LONDON (Reuters) - Britain’s top-notch credit rating looks increasingly secure thanks to the government’s commitment to deficit reduction and a recovering banking sector, ratings agency Fitch said on Monday.
However, Fitch said there was a risk that inflationary pressures could spur a sharper-than-expected rise in interest rates which might hurt the economy.
“The strong budgetary consolidation effort and declining fiscal risks arising from the UK financial sector support the Stable Outlook on the UK’s ‘AAA’ ratings,” Maria Malas-Mroueh, Director in Fitch’s Sovereign team.
June gilt futures extended gains after the news to touch a contract high and the yield spread between 10-year gilts and Bunds touched its lowest since November 2009, while sterling also extended gains to touch a session high versus the dollar.
Fitch said the government’s deficit reduction plan was credible and it expected the March 23 budget to reaffirm the government’s commitment to fiscal tightening.
However, it noted that uncertainty over how much spare capacity remained in the economy as well as the pace of economic recovery had increased the potential for monetary and fiscal policy errors.
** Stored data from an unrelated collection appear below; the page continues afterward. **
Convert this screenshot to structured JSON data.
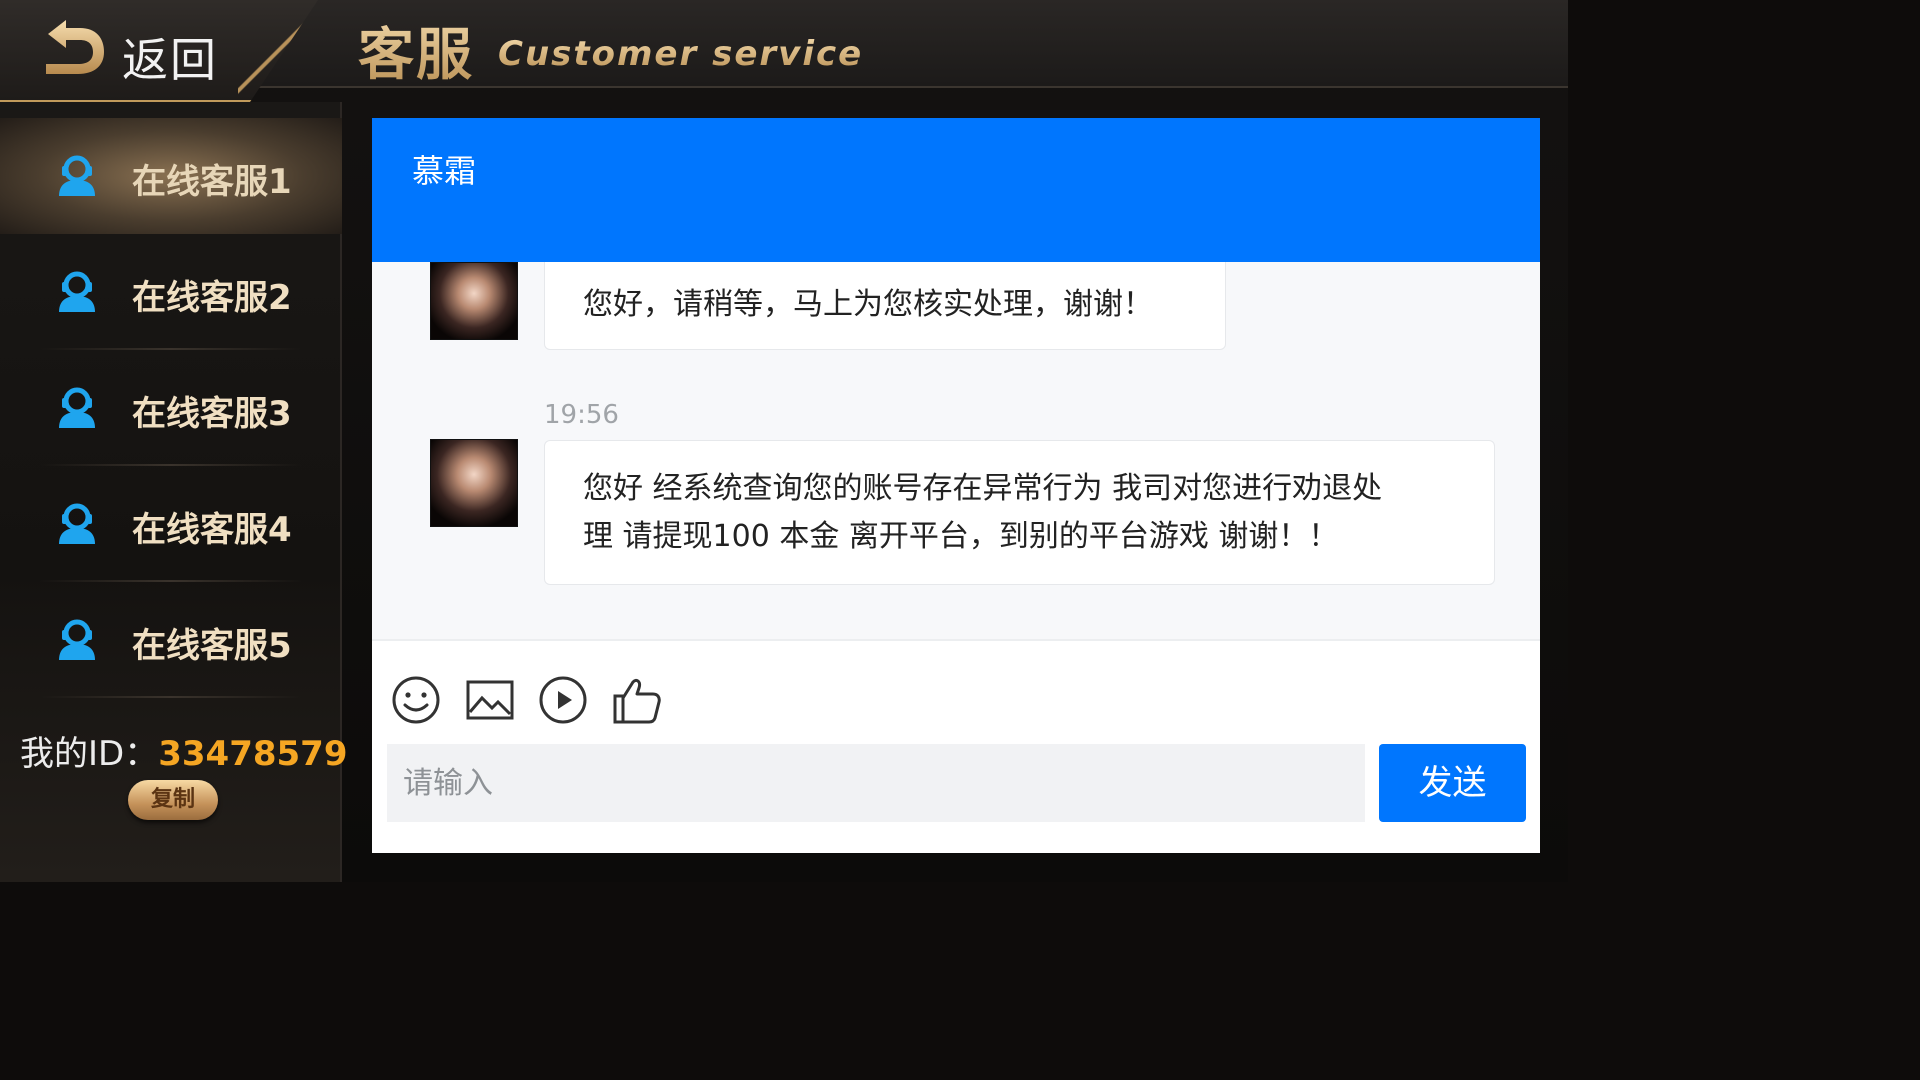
{
  "header": {
    "back_label": "返回",
    "title_cn": "客服",
    "title_en": "Customer service"
  },
  "sidebar": {
    "items": [
      {
        "label": "在线客服1",
        "active": true
      },
      {
        "label": "在线客服2",
        "active": false
      },
      {
        "label": "在线客服3",
        "active": false
      },
      {
        "label": "在线客服4",
        "active": false
      },
      {
        "label": "在线客服5",
        "active": false
      }
    ],
    "id_label": "我的ID：",
    "id_value": "33478579",
    "copy_label": "复制"
  },
  "chat": {
    "agent_name": "慕霜",
    "messages": [
      {
        "text": "您好，请稍等，马上为您核实处理，谢谢！"
      },
      {
        "timestamp": "19:56",
        "line1": "您好 经系统查询您的账号存在异常行为 我司对您进行劝退处",
        "line2": "理 请提现100 本金 离开平台，到别的平台游戏 谢谢！！"
      }
    ],
    "tools": [
      "smiley-icon",
      "image-icon",
      "video-play-icon",
      "thumbs-up-icon"
    ],
    "input_placeholder": "请输入",
    "send_label": "发送"
  },
  "colors": {
    "accent_blue": "#0076fe",
    "gold": "#d9b37a",
    "id_orange": "#f5a623"
  }
}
Inflation has been above the government’s target rate of 2 percent since December 2009 and Fitch said it expected inflation to average 4 percent in 2011 before falling back towards the target in 2012.
“There is a non-negligible risk that underlying inflation pressures, including from higher oil prices, result in a sharper ‘normalisation’ of policy interest rates than currently assumed with potentially adverse consequences for macroeconomic financial stability,” Fitch said.
Britain enjoys a triple-A rating from all three major credit rating agencies.